Once a week after that, syringe them with the solution.

To purchasers, I would say before planting, dip the plants in the solution, spread the fingers over the mouths of the pots, and turn the plants undermost. Then dip the plants (not the pots); set them in a warm, dark place, or shade them. In two days afterwards set the plants in the beds to grow. To those who do not know the bug and its ways of multiplying, I may say it locates itself at the forks of stems and leaf-stalks, and is very difficult to dislodge. When a white down appears on the plants, it means that there are hundreds of eggs to hatch young bugs. They are almost as minute as are the spores of mildew. Brush off the down with a very small painters' brush, or make a brush of horse hairs to do it. It will then be well to syringe the plants with the solution once a week for awhile. That may not kill the live bugs, but will check their ravages, and may kill all the young breeds from the eggs. Gardeners who have garden frames with glass sashes, may set the plants in them after dipping; then put on sashes and shade the plants one day and night. Keep them there two weeks; dip them again and plant them out; examine every plant carefully.

I have not seen the bug upon any of the other ornamental foliage plants.

[Mr. Elder's warning is well-timed, for the mealy bug has undoubtedly shown a growing taste for the Coleus. For hard woody stems the following has recently been recommended by the London Journal of Horticulture. It would probably not be so for soft wooded plants, like Coleus, but every good hint in the warfare against insects is a gain : " Common gas tar that was used here, about a fourth of tar to equal quantities of clay and water, one man keeping it well stirred during the time that another man was applying it to the vines, rubbing it well over all the cane, eyes included.
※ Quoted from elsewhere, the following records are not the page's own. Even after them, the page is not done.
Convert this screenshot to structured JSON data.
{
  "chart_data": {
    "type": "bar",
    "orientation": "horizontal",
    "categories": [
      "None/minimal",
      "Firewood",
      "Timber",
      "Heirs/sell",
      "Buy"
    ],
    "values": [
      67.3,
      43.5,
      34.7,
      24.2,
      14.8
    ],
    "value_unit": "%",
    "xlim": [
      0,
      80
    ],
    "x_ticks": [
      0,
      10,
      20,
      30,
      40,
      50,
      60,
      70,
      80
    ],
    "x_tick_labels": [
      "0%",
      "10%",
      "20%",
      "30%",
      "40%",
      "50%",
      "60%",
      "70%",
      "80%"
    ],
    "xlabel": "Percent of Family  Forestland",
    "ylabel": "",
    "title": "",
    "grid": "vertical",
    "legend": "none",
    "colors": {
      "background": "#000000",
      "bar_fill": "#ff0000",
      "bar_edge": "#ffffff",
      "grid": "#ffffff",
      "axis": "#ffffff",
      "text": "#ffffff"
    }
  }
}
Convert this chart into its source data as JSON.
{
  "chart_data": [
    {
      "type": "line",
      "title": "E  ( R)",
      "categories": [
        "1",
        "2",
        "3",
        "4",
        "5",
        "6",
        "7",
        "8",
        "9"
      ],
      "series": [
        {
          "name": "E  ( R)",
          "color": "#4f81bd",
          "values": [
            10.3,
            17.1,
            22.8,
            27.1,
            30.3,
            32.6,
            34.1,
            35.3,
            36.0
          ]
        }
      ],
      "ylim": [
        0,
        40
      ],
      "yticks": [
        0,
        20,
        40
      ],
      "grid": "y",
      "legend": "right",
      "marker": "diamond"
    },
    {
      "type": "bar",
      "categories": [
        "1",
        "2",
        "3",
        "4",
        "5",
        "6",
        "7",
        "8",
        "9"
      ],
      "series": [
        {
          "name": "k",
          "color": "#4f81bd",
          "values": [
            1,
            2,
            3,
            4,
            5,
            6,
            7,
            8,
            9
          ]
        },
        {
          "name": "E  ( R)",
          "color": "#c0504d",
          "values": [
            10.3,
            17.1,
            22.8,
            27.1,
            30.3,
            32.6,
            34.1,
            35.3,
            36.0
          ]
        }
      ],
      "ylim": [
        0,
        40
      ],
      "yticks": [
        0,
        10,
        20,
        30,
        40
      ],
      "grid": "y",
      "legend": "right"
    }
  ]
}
We had some Lady Downe's more affected with bug than any others, and were prepared to remove them in spring if they suffered from the treatment we gave them. In their case the tar was used much stronger than the quantity given above, but the dressing had not the slightest ill effect, as the eyes broke as freely as those on the other canes in the same house. We paint all the wires and rafters in the vineries with paraffin oil, as it is no use trying to get rid of mealy bug on vines by cleansing the vines only." - Ed. G. M.]